U.S. Rep. Giménez asks Homeland Security to deport over 100 immigrants accused of repression in Cuba
Published in Political News
Cuban American U.S. Rep. Carlos Giménez asked the Department of Homeland Security on Thursday to investigate and deport over a hundred Cubans accused of repressive activities on the island who are believed to have settled in the United States in recent years.
In his letter to Homeland Security Secretary Kristi Noem, Giménez, a Republican from Miami who serves on the House Homeland Security Committee, told her the people he identified with the names and past affiliations in the document “had direct ties with the Cuban Communist Party and the repressive state security apparatus” and “pose a direct threat to our national security.
“The presence of these regime operatives not only endangers our communities but also provides a foothold for the Cuban dictatorship to engage in espionage, political coercion and illicit activities within our borders,” he added. “It is unacceptable that the United States would provide sanctuary to individuals who have actively worked to oppress and persecute the Cuban people, especially when countless legitimate asylum seekers await their opportunity to seek refuge in our country.”
According to Giménez’s letter, the list of 108 names is from a database created by the Foundation for Human Rights in Cuba. In February 2023, the group said it had identified 20 alleged human rights violators who had moved to the United States from the island. The organization's researchers have said they vet the accusations against the people included in the database by talking to victims and conducting independent research.
The people named in Giménez’s letter are former Cuban intelligence and state security officials, government and Communist Party officials and members of the judiciary who prosecuted and sentenced dissidents and anti-government protesters, and even a former lieutenant colonel in charge of two prisons in the province of Matanzas. Some are people who are accused of collaborating with the security apparatus.

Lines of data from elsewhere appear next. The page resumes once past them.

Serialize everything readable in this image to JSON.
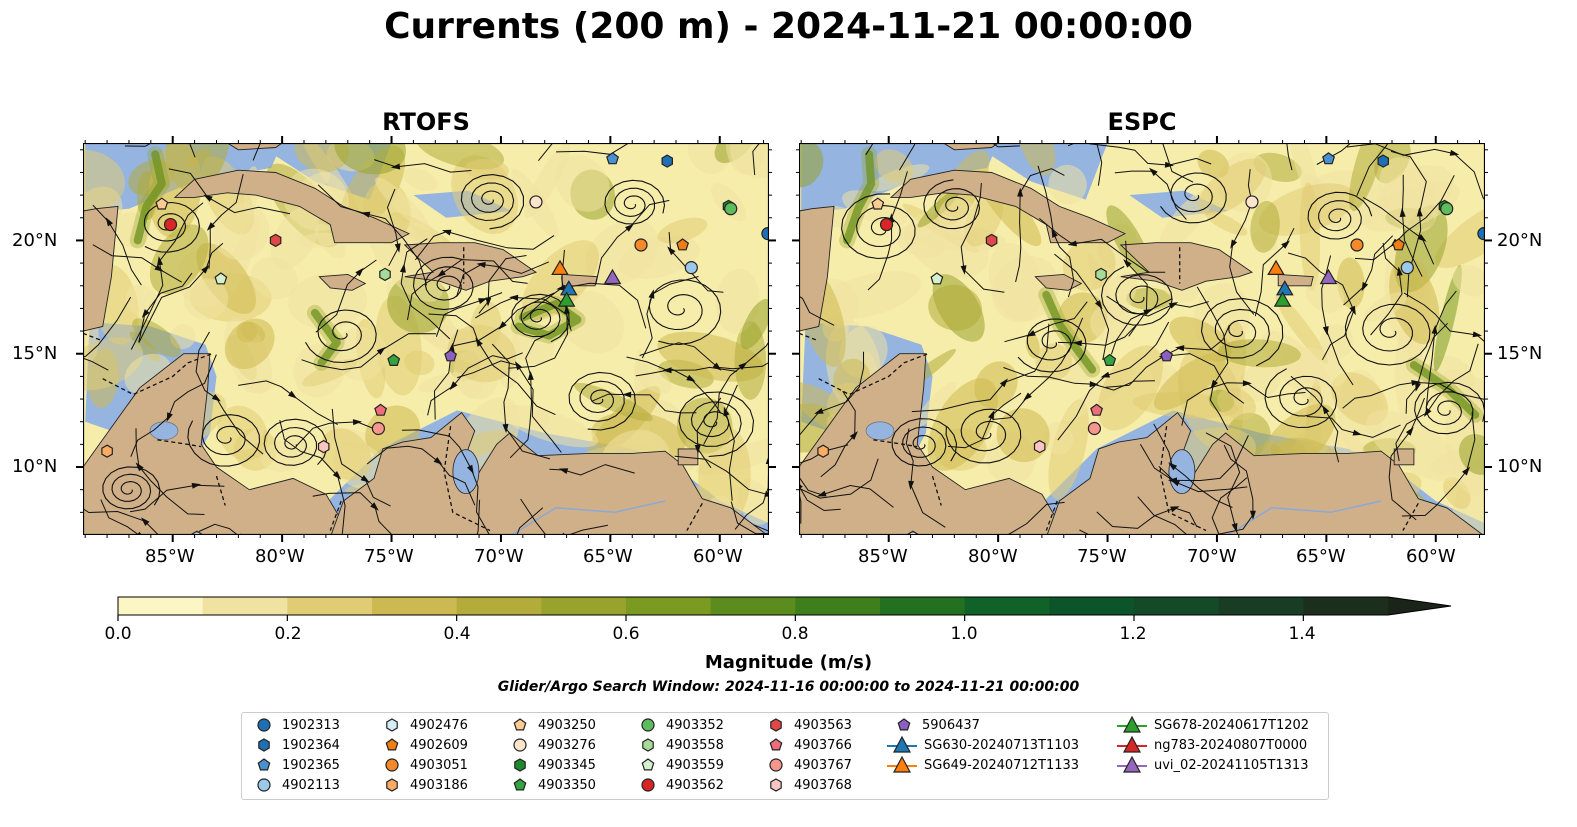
{
  "title": "Currents (200 m) - 2024-11-21 00:00:00",
  "panels": [
    {
      "id": "rtofs",
      "title": "RTOFS"
    },
    {
      "id": "espc",
      "title": "ESPC"
    }
  ],
  "axes": {
    "lon_ticks": [
      "85°W",
      "80°W",
      "75°W",
      "70°W",
      "65°W",
      "60°W"
    ],
    "lat_ticks": [
      "20°N",
      "15°N",
      "10°N"
    ]
  },
  "colorbar": {
    "label": "Magnitude (m/s)",
    "ticks": [
      "0.0",
      "0.2",
      "0.4",
      "0.6",
      "0.8",
      "1.0",
      "1.2",
      "1.4"
    ],
    "colors": [
      "#fcf6c4",
      "#f0e2a0",
      "#e0cc74",
      "#cdb951",
      "#b3ab3a",
      "#98a22c",
      "#7b9a22",
      "#5c8c1e",
      "#3f7e1d",
      "#237020",
      "#116229",
      "#0c5429",
      "#144a28",
      "#193c24",
      "#1c2f1c",
      "#1a2418"
    ]
  },
  "search_window": "Glider/Argo Search Window: 2024-11-16 00:00:00 to 2024-11-21 00:00:00",
  "legend": {
    "items": [
      {
        "label": "1902313",
        "shape": "circle",
        "color": "#1f6fb5"
      },
      {
        "label": "1902364",
        "shape": "hexagon",
        "color": "#1f6fb5"
      },
      {
        "label": "1902365",
        "shape": "pentagon",
        "color": "#4a90d0"
      },
      {
        "label": "4902113",
        "shape": "circle",
        "color": "#9cc8ea"
      },
      {
        "label": "4902476",
        "shape": "hexagon",
        "color": "#d6ecf7"
      },
      {
        "label": "4902609",
        "shape": "pentagon",
        "color": "#f07d16"
      },
      {
        "label": "4903051",
        "shape": "circle",
        "color": "#f58a2a"
      },
      {
        "label": "4903186",
        "shape": "hexagon",
        "color": "#fbad64"
      },
      {
        "label": "4903250",
        "shape": "pentagon",
        "color": "#fccb94"
      },
      {
        "label": "4903276",
        "shape": "circle",
        "color": "#fde4cc"
      },
      {
        "label": "4903345",
        "shape": "hexagon",
        "color": "#1e8a2c"
      },
      {
        "label": "4903350",
        "shape": "pentagon",
        "color": "#33a43f"
      },
      {
        "label": "4903352",
        "shape": "circle",
        "color": "#5dbc5e"
      },
      {
        "label": "4903558",
        "shape": "hexagon",
        "color": "#a6dc98"
      },
      {
        "label": "4903559",
        "shape": "pentagon",
        "color": "#d5f0cc"
      },
      {
        "label": "4903562",
        "shape": "circle",
        "color": "#d92526"
      },
      {
        "label": "4903563",
        "shape": "hexagon",
        "color": "#e04747"
      },
      {
        "label": "4903766",
        "shape": "pentagon",
        "color": "#ee6d78"
      },
      {
        "label": "4903767",
        "shape": "circle",
        "color": "#f5968f"
      },
      {
        "label": "4903768",
        "shape": "hexagon",
        "color": "#fbc6c1"
      },
      {
        "label": "5906437",
        "shape": "pentagon",
        "color": "#8c5fc0"
      },
      {
        "label": "SG630-20240713T1103",
        "shape": "triangle",
        "color": "#1f77b4"
      },
      {
        "label": "SG649-20240712T1133",
        "shape": "triangle",
        "color": "#ff7f0e"
      },
      {
        "label": "SG678-20240617T1202",
        "shape": "triangle",
        "color": "#2ca02c"
      },
      {
        "label": "ng783-20240807T0000",
        "shape": "triangle",
        "color": "#d62728"
      },
      {
        "label": "uvi_02-20241105T1313",
        "shape": "triangle",
        "color": "#9467bd"
      }
    ]
  }
}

Some cases drew condemnation when news of their arrival in the U.S. became public last year. When Manuel Menéndez Castellanos, a former Communist Party head in the province of Cienfuegos, flew into Miami International Airport in August, South Florida U.S. Reps. Mario Díaz-Balart, María Elvira, Salazar and Giménez asked the Biden administration to investigate the conditions of his arrival. Secretary of State Marco Rubio, a Florida U.S. senator at the time, and Sen. Rick Scott signed the letter.
As the situation deteriorated on the island in recent years and over a million people left the country for the United States and other countries, human rights organizations and Cuban independent media have sounded the alarm about some former government officials moving to South Florida. Some arrived through the border with Mexico, but others, like Menéndez Castellanos, appeared to have immigrated legally, through parole programs that have been since eliminated by the Trump administration.
The phenomenon is not entirely new, since many former Cuban government officials have defected to the United States over the years. But activists tracking this latest development say that unlike those defecting from the communist regime, the individuals flagged on the list might have gamed the system and lied about their past, an accusation that Giménez echoed in his letter.
At least one of the people he named has already been detained. Tomas Emilio Hernández Cruz, 71, a former high-ranking official in the Cuban intelligence service, was arrested by Immigration and Customs Protection and the FBI last week in Broward County. The agencies said he made fraudulent claims on his immigration application for a green card and is awaiting deportation.